There is much talk in craft beer of the ever growing concern of consolidation – the very big buying of the very small. The fear is that it threatens the diversity of the craft beer industry. The more then 3,700 craft breweries in America and the 2,000 planned breweries are the backbone of the industry’s success. What is often missed is that there is a two pronged approach to controlling an industry and, arguably, a much more powerful one. You can control the production (breweries), but you can also control the distribution of a product. If you make it, but it can’t go anywhere, what good is it? That was exactly the concern we laid out in our article “Craft Beer’s Silent Crisis: Who Controls What You Drink?”

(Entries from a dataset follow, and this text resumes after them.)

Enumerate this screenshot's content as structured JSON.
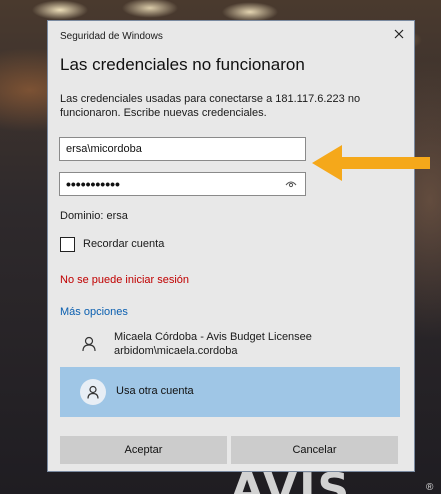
{
  "dialog": {
    "caption": "Seguridad de Windows",
    "heading": "Las credenciales no funcionaron",
    "description": "Las credenciales usadas para conectarse a 181.117.6.223 no funcionaron. Escribe nuevas credenciales.",
    "username_value": "ersa\\micordoba",
    "password_mask": "•••••••••••",
    "domain_text": "Dominio: ersa",
    "remember_label": "Recordar cuenta",
    "remember_checked": false,
    "error_text": "No se puede iniciar sesión",
    "more_options": "Más opciones",
    "account": {
      "name": "Micaela Córdoba - Avis Budget Licensee",
      "login": "arbidom\\micaela.cordoba"
    },
    "other_account_label": "Usa otra cuenta",
    "ok_label": "Aceptar",
    "cancel_label": "Cancelar"
  },
  "background": {
    "brand_text": "AVIS",
    "brand_mark": "®"
  },
  "colors": {
    "dialog_bg": "#e8e8e8",
    "error": "#c00000",
    "link": "#0a5fb0",
    "selected_row": "#9fc6e6",
    "arrow": "#f5a81a"
  },
  "icons": [
    "close-icon",
    "eye-icon",
    "person-icon",
    "arrow-icon"
  ]
}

AB InBev is the world’s largest beer producer and the second largest beer distributor in the US, behind the Reyes Beverage Group. AB InBev just bought two prominent beer distributors – Standard Sales Company and American Eagle Distribution – in craft beer mecca Colorado and it has the beer industry worried. American Eagle Distribution oversees about 20 non-AB brands including Odell, Epic, Great Divide and Breckenridge brewing companies. Head of the Coloradoan Craft Beer Association says
“Historically, in their branches, they only distribute the Anheuser-Busch family of products,” Findley said of A-B-owned distributors.
“It remains to be seen how this is going to shake out (for craft brewers),” he added.
The end of Prohibition in 1933 led to the development of the what is called a three-tiered system in the US: producers, distributors and retailers. The law of the land, except for Washington State, is that there has to be distinct ownership of the three levels, to keep monopolies from occurring. But a loophole exists that allows brewers to distribute with a wholesale license. AB InBev was recently forced to give up distribution rights in neighboring Kentucky when they closed that loophole.
“House Bill 168, which was sought by the Kentucky Department of Alcoholic Beverage Control, is meant to close a loophole in a three-tiered system that aims to avoid monopolies by separating beer producers, distributors and retailers. The law’s passing means Anheuser-Busch must render its distributorships before its license expires,” The Courier-Journal reported.
Preserving the continued success of craft beer should be the goal of all craft beer lovers. Maybe craft breweries will just find other avenues of distribution, but as the choices dwindle where will they turn? If consolidation does continue, what will it look like in the future?